Sakuma Kaori, Kurosumi Masafumi, Oba Hanako, Kobayashi Yasuhito, Takei Hiroyuki, Inoue Kenichi, Tabei Toshio, Oyama Tetsunari
Department of Pathology, and Divisions of.
Exp Ther Med. 2011 Mar;2(2):257-264. doi: 10.3892/etm.2011.212. Epub 2011 Jan 20.

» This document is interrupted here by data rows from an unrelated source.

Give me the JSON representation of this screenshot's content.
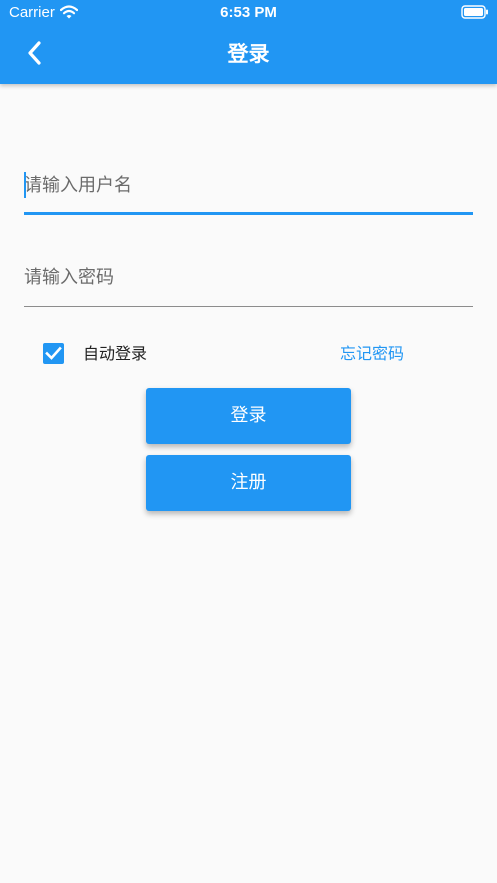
{
  "status_bar": {
    "carrier": "Carrier",
    "time": "6:53 PM"
  },
  "app_bar": {
    "title": "登录",
    "back_icon": "chevron-left-icon",
    "color": "#2196f3"
  },
  "form": {
    "username": {
      "placeholder": "请输入用户名",
      "value": ""
    },
    "password": {
      "placeholder": "请输入密码",
      "value": ""
    },
    "remember": {
      "label": "自动登录",
      "checked": true
    },
    "forgot_password": "忘记密码"
  },
  "buttons": {
    "login": "登录",
    "register": "注册"
  }
}
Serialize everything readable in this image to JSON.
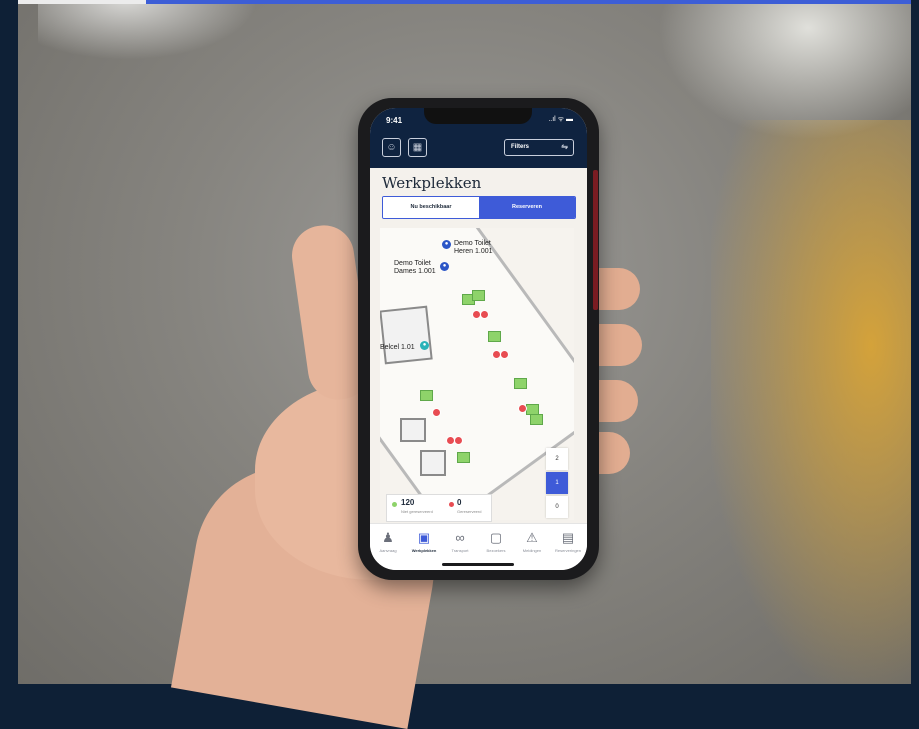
{
  "status_bar": {
    "time": "9:41",
    "icons": "..ıl ᯤ ▬"
  },
  "header": {
    "profile_icon": "person-icon",
    "building_icon": "building-icon",
    "filters_label": "Filters",
    "filters_icon": "sliders-icon"
  },
  "page": {
    "title": "Werkplekken"
  },
  "segments": {
    "left": "Nu beschikbaar",
    "right": "Reserveren",
    "active": "Reserveren"
  },
  "map": {
    "labels": {
      "toilet_heren": "Demo Toilet\nHeren 1.001",
      "toilet_dames": "Demo Toilet\nDames 1.001",
      "belcel": "Belcel 1.01"
    }
  },
  "floors": {
    "items": [
      "2",
      "1",
      "0"
    ],
    "active": "1"
  },
  "legend": {
    "available_count": "120",
    "available_label": "Niet gereserveerd",
    "reserved_count": "0",
    "reserved_label": "Gereserveerd",
    "colors": {
      "available": "#8ed36a",
      "reserved": "#e84c52"
    }
  },
  "tabbar": {
    "items": [
      {
        "label": "Aanvraag",
        "icon": "people-icon"
      },
      {
        "label": "Werkplekken",
        "icon": "desk-icon"
      },
      {
        "label": "Transport",
        "icon": "bike-icon"
      },
      {
        "label": "Bezoekers",
        "icon": "badge-icon"
      },
      {
        "label": "Meldingen",
        "icon": "warning-icon"
      },
      {
        "label": "Reserveringen",
        "icon": "calendar-icon"
      }
    ],
    "active": "Werkplekken"
  },
  "colors": {
    "header_bg": "#0f2340",
    "accent": "#3e5bd8"
  }
}
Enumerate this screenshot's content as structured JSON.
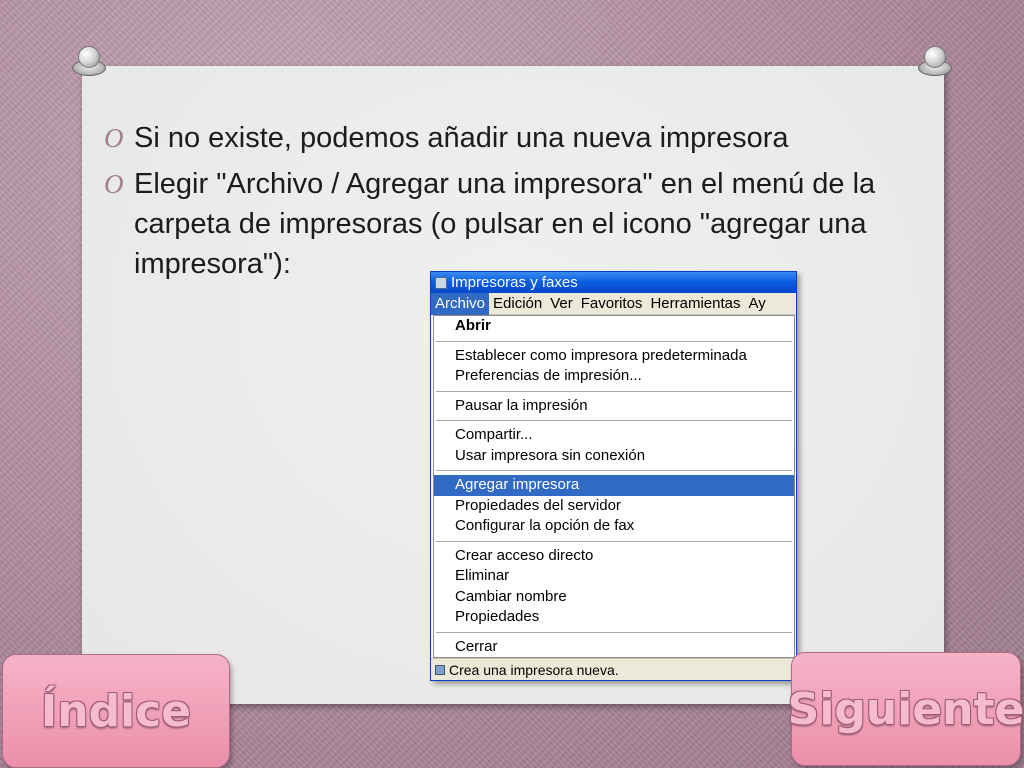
{
  "slide": {
    "bullets": [
      "Si no existe, podemos añadir una nueva impresora",
      "Elegir \"Archivo / Agregar una impresora\" en el menú de la carpeta de impresoras (o pulsar en el icono \"agregar una impresora\"):"
    ],
    "bullet_marker": "O"
  },
  "window": {
    "title": "Impresoras y faxes",
    "menubar": [
      "Archivo",
      "Edición",
      "Ver",
      "Favoritos",
      "Herramientas",
      "Ay"
    ],
    "menu_groups": [
      [
        "Abrir"
      ],
      [
        "Establecer como impresora predeterminada",
        "Preferencias de impresión..."
      ],
      [
        "Pausar la impresión"
      ],
      [
        "Compartir...",
        "Usar impresora sin conexión"
      ],
      [
        "Agregar impresora",
        "Propiedades del servidor",
        "Configurar la opción de fax"
      ],
      [
        "Crear acceso directo",
        "Eliminar",
        "Cambiar nombre",
        "Propiedades"
      ],
      [
        "Cerrar"
      ]
    ],
    "highlighted_item": "Agregar impresora",
    "status_text": "Crea una impresora nueva."
  },
  "nav": {
    "index_label": "Índice",
    "next_label": "Siguiente"
  },
  "colors": {
    "background": "#b896a6",
    "nav_button": "#ef9db6",
    "menu_highlight": "#316ac5",
    "titlebar": "#0a5ce0"
  }
}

Although triple-negative breast cancer (TNBC) is associated with a poor prognosis, recent reports have indicated that a higher proportion of TNBC patients shows a pathological complete response (pCR) to neoadjuvant chemotherapy (NAC) than is the case for non-TNBC patients. The aim of this study was to identify markers that predict pCR to NAC in TNBC patients, and to clarify prognostic factors that affect the outcome of TNBC patients with residual disease (RD) after NAC. Among 44 TNBC patients who received anthracycline- and taxane-based combination NAC, we analyzed the relationship between pathological response and clinicopathological characteristics, including immunohistochemical parameters (cytokeratin 5/6, epidermal growth factor receptor, Ki-67, p53, breast cancer susceptibility protein 1 and topoisomerase IIα). We also assessed the prognostic impact on patients with RD by analyzing the correlation between disease-free survival (DFS) and clinicopathological parameters. Sixteen patients (36%) achieved a pCR and log-rank test showed that these patients had a significantly more favorable outcome than patients with RD (DFS, P=0.00184; overall survival, P=0.0080). Among the clinicopathological parameters examined, none was correlated with pathological response, with the exception of p53. Patients with immunohistochemical overexpression of p53 more frequently achieved a pCR than those without p53 overexpression (P=0.0484). In the patients with RD, the Cox proportional hazards model showed that the presence of lymphovascular invasion was significantly associated with shorter DFS (hazard ratio, 13.333; 95% CI 1.587-111.111; P=0.0171). p53 overexpression may be a key predictor of a favorable response to NAC. Since patients with RD, particularly those positive for lymphovascular invasion, had an extremely poor outcome, novel therapeutic approaches for these patients are warranted.
尽管三阴性乳腺癌(TNBC)的预后较差,但最近的报告表明,与非TNBC患者相比,更高比例的TNBC患者对新辅助化疗(NAC)表现出病理完全缓解(pCR)。本研究的目的是确定预测TNBC患者对NAC产生pCR的标志物,并阐明影响NAC后有残留疾病(RD)的TNBC患者预后的因素。在44例接受基于蒽环类和紫杉类联合NAC的TNBC患者中,我们分析了病理反应与临床病理特征之间的关系,包括免疫组化参数(细胞角蛋白5/6、表皮生长因子受体、Ki-67、p53、乳腺癌易感蛋白1和拓扑异构酶IIα)。我们还通过分析无病生存期(DFS)与临床病理参数之间的相关性,评估了对RD患者的预后影响。16例患者(36%)达到pCR,对数秩检验显示这些患者的预后明显优于RD患者(DFS,P=0.00184;总生存期,P=0.0080)。在所检查的临床病理参数中,除p53外,没有一个与病理反应相关。p53免疫组化过表达的患者比无p53过表达的患者更频繁地达到pCR(P=0.0484)。在RD患者中,Cox比例风险模型显示,存在淋巴管浸润与较短的DFS显著相关(风险比,13.333;95%CI 1.587-111.111;P=0.0171)。p53过表达可能是对NAC产生良好反应的关键预测指标。由于RD患者,尤其是那些淋巴管浸润阳性的患者,预后极差,因此有必要为这些患者开发新的治疗方法。